# An algorithm for finding the closest point to a fixed point. [closed]

Suppose I have a set of two-dimensional points, i.e., S={(y_11, y_12), (y_21, y_22), ..., (y_n1, y_n2)} and a fix point (x_1, x_2). Without calculating the distance between (x_1, x_2) and the points in S, is there any kind of efficient algorithms which can find the closest point (y_i1, y_i2) to (x_1, x_2) in S in terms of Euclidean distance. Is it possible this algorithm can be realized by vector or matrix manipulation? Thank you.

-

## closed as too localized by S. Carnahan♦Feb 16 '11 at 9:59

This question is unlikely to help any future visitors; it is only relevant to a small geographic area, a specific moment in time, or an extraordinarily narrow situation that is not generally applicable to the worldwide audience of the internet. For help making this question more broadly applicable, visit the help center.If this question can be reworded to fit the rules in the help center, please edit the question.

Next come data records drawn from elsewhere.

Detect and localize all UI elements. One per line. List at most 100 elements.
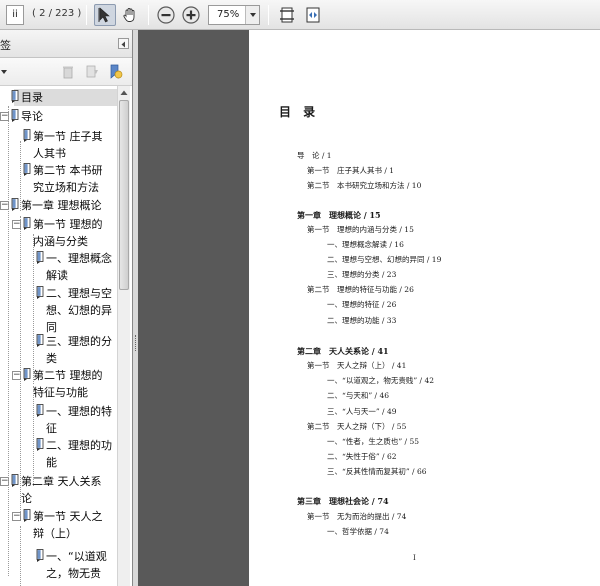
trash-icon[interactable]	[62, 65, 74, 79]
toc-chapter[interactable]: 第一章 理想概论 / 15	[297, 210, 381, 220]
bookmark-icon	[23, 509, 31, 522]
collapse-panel-button[interactable]	[118, 38, 129, 49]
toc-entry[interactable]: 二、“失性于俗” / 62	[327, 452, 397, 462]
new-bookmark-icon[interactable]	[85, 65, 99, 79]
bookmark-icon	[23, 217, 31, 230]
bookmark-icon	[36, 334, 44, 347]
page-number: I	[413, 554, 416, 562]
separator	[148, 5, 149, 25]
toc-entry[interactable]: 第一节 庄子其人其书 / 1	[307, 166, 394, 176]
bookmark-item[interactable]: − 第一章 理想概论	[0, 197, 118, 214]
tree-guide-line	[33, 386, 34, 486]
toc-entry[interactable]: 第二节 理想的特征与功能 / 26	[307, 285, 414, 295]
bookmark-item[interactable]: 一、“以道观 之，物无贵	[0, 548, 118, 582]
toc-chapter[interactable]: 第二章 天人关系论 / 41	[297, 346, 389, 356]
bookmark-icon	[36, 438, 44, 451]
bookmarks-toolbar	[0, 58, 132, 86]
bookmarks-panel: 签 目录 − 导论 第一节 庄子其 人其书 第二节 本书研 究立场和方法 − 第一章 理想概论 −…	[0, 30, 133, 586]
toc-entry[interactable]: 第二节 天人之辩（下） / 55	[307, 422, 406, 432]
toc-entry[interactable]: 第一节 无为而治的提出 / 74	[307, 512, 406, 522]
separator	[268, 5, 269, 25]
plus-circle-icon	[182, 6, 200, 24]
bookmark-label: 人其书	[33, 147, 66, 160]
bookmark-item[interactable]: 三、理想的分类	[0, 333, 118, 367]
toc-entry[interactable]: 三、理想的分类 / 23	[327, 270, 396, 280]
chevron-down-icon	[250, 13, 256, 17]
hand-tool-button[interactable]	[119, 4, 141, 26]
bookmark-label: 内涵与分类	[33, 235, 88, 248]
page-number-input[interactable]: ii	[6, 5, 24, 25]
bookmark-properties-icon[interactable]	[108, 64, 123, 80]
scroll-up-icon[interactable]	[120, 89, 128, 96]
bookmark-item[interactable]: − 第一节 天人之 辩（上）	[0, 508, 118, 542]
bookmark-label: 三、理想的分	[46, 335, 112, 348]
bookmark-label: 第一节 理想的	[33, 218, 103, 231]
toc-entry[interactable]: 二、“与天和” / 46	[327, 391, 389, 401]
toc-entry[interactable]: 一、哲学依据 / 74	[327, 527, 389, 537]
fit-page-button[interactable]	[276, 4, 298, 26]
toc-entry[interactable]: 一、理想概念解读 / 16	[327, 240, 404, 250]
bookmark-item[interactable]: 一、理想的特征	[0, 403, 118, 437]
toc-entry[interactable]: 二、理想的功能 / 33	[327, 316, 396, 326]
chevron-left-icon	[121, 41, 125, 48]
tree-guide-line	[33, 234, 34, 384]
bookmark-label: 导论	[21, 110, 43, 123]
zoom-select[interactable]: 75%	[208, 5, 260, 25]
minus-circle-icon	[157, 6, 175, 24]
toc-entry[interactable]: 第一节 天人之辩（上） / 41	[307, 361, 406, 371]
toc-entry[interactable]: 第一节 理想的内涵与分类 / 15	[307, 225, 414, 235]
fit-width-icon	[306, 7, 320, 23]
options-dropdown-icon[interactable]	[0, 68, 8, 76]
bookmark-item[interactable]: 第二节 本书研 究立场和方法	[0, 162, 118, 196]
toc-entry[interactable]: 二、理想与空想、幻想的异同 / 19	[327, 255, 441, 265]
bookmark-label: 一、“以道观	[46, 550, 107, 563]
bookmark-label: 二、理想与空	[46, 287, 112, 300]
bookmark-label: 第一节 天人之	[33, 510, 103, 523]
bookmark-label: 第二节 理想的	[33, 369, 103, 382]
bookmark-item[interactable]: − 导论	[0, 108, 118, 125]
bookmark-item[interactable]: − 第二章 天人关系论	[0, 473, 118, 507]
toc-entry[interactable]: 三、“反其性情而复其初” / 66	[327, 467, 427, 477]
bookmark-item[interactable]: − 第一节 理想的 内涵与分类	[0, 216, 118, 250]
bookmark-item[interactable]: 目录	[11, 89, 118, 106]
separator	[86, 5, 87, 25]
fit-page-icon	[280, 7, 294, 23]
fit-width-button[interactable]	[302, 4, 324, 26]
bookmarks-panel-header: 签	[0, 30, 132, 58]
bookmark-icon	[36, 549, 44, 562]
bookmark-label: 第二节 本书研	[33, 164, 103, 177]
toc-entry[interactable]: 导 论 / 1	[297, 151, 332, 161]
bookmark-item[interactable]: 二、理想的功能	[0, 437, 118, 471]
tree-guide-line	[20, 141, 21, 211]
zoom-in-button[interactable]	[180, 4, 202, 26]
bookmark-item[interactable]: − 第二节 理想的 特征与功能	[0, 367, 118, 401]
bookmark-icon	[11, 90, 19, 103]
bookmark-item[interactable]: 一、理想概念 解读	[0, 250, 118, 284]
scrollbar-thumb[interactable]	[119, 100, 129, 290]
bookmark-label: 能	[46, 456, 57, 469]
toc-entry[interactable]: 第二节 本书研究立场和方法 / 10	[307, 181, 421, 191]
bookmark-label: 第一节 庄子其	[33, 130, 103, 143]
zoom-out-button[interactable]	[155, 4, 177, 26]
tree-guide-line	[20, 216, 21, 516]
bookmark-icon	[36, 251, 44, 264]
bookmark-item[interactable]: 二、理想与空 想、幻想的异同	[0, 285, 118, 336]
bookmark-label: 征	[46, 422, 57, 435]
bookmark-icon	[23, 129, 31, 142]
bookmark-label: 二、理想的功	[46, 439, 112, 452]
select-tool-button[interactable]	[94, 4, 116, 26]
toc-chapter[interactable]: 第三章 理想社会论 / 74	[297, 496, 389, 506]
toolbar: ii ( 2 / 223 ) 75%	[0, 0, 600, 30]
zoom-dropdown-button[interactable]	[245, 6, 259, 24]
bookmarks-scrollbar[interactable]	[117, 86, 130, 586]
cursor-arrow-icon	[98, 7, 110, 23]
bookmark-item[interactable]: 第一节 庄子其 人其书	[0, 128, 118, 162]
toc-entry[interactable]: 一、“性者，生之质也” / 55	[327, 437, 419, 447]
bookmark-label: 目录	[21, 91, 43, 104]
bookmark-label: 一、理想的特	[46, 405, 112, 418]
toc-entry[interactable]: 一、“以道观之，物无贵贱” / 42	[327, 376, 434, 386]
toc-entry[interactable]: 三、“人与天一” / 49	[327, 407, 397, 417]
toc-entry[interactable]: 一、理想的特征 / 26	[327, 300, 396, 310]
bookmark-label: 究立场和方法	[33, 181, 99, 194]
bookmark-icon	[36, 286, 44, 299]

Voronoi diagram. That and computational geometry are good search terms. Gerhard "Ask Me About System Design" Paseman, 2011.02.15 – Gerhard Paseman Feb 16 '11 at 3:30
The Veroni diagram is useful if you have a large collection of fixed points and are then going to find the nearest one of these fixed points for many other points, but the work to compute the Voroni diagram can't be amortized if you only need to do the nearest neighbor calculation once. – Brian Borchers Feb 16 '11 at 3:44
Brian, indeed. Since the poster has provided little motivation, all I will do is suggest an alternative. The poster will have to judge if the alternative is suitable. If the poster gives more, I will be happy to suggest a better fitting alternative. Gerhard "Will Go Only So Far" Paseman, 2011.02.15 – Gerhard Paseman Feb 16 '11 at 4:28
Without further elaboration, this question does not seem appropriate for MathOverflow. The literal answer to your question is "yes" since you can save a little time by only calculating the squares of distances. This can be implemented easily with MATLAB vector manipulation. – S. Carnahan Feb 16 '11 at 9:59

Since you haven't assumed anything about the distribution of points in S, any algorithm for this problem must examine all $n$ points, and thus take $\Omega(n)$ time. The straight forward algorithm that simply loops through the points computing the distance from the fixed point to each point in the list and then outputs the closest one is an $O(n)$ algorithm, so it's optimal.
I'm trying without success to imagine circumstances under which the simple minded algorithm for this problem would be the bottleneck in any practical program- you're almost certainly doing this as part of a larger computation that requires much more than $O(n)$ time. If that's the case, then you should probably be asking about efficient algorithms for the larger problem rather than trying to optimize this tiny part of your bigger problem.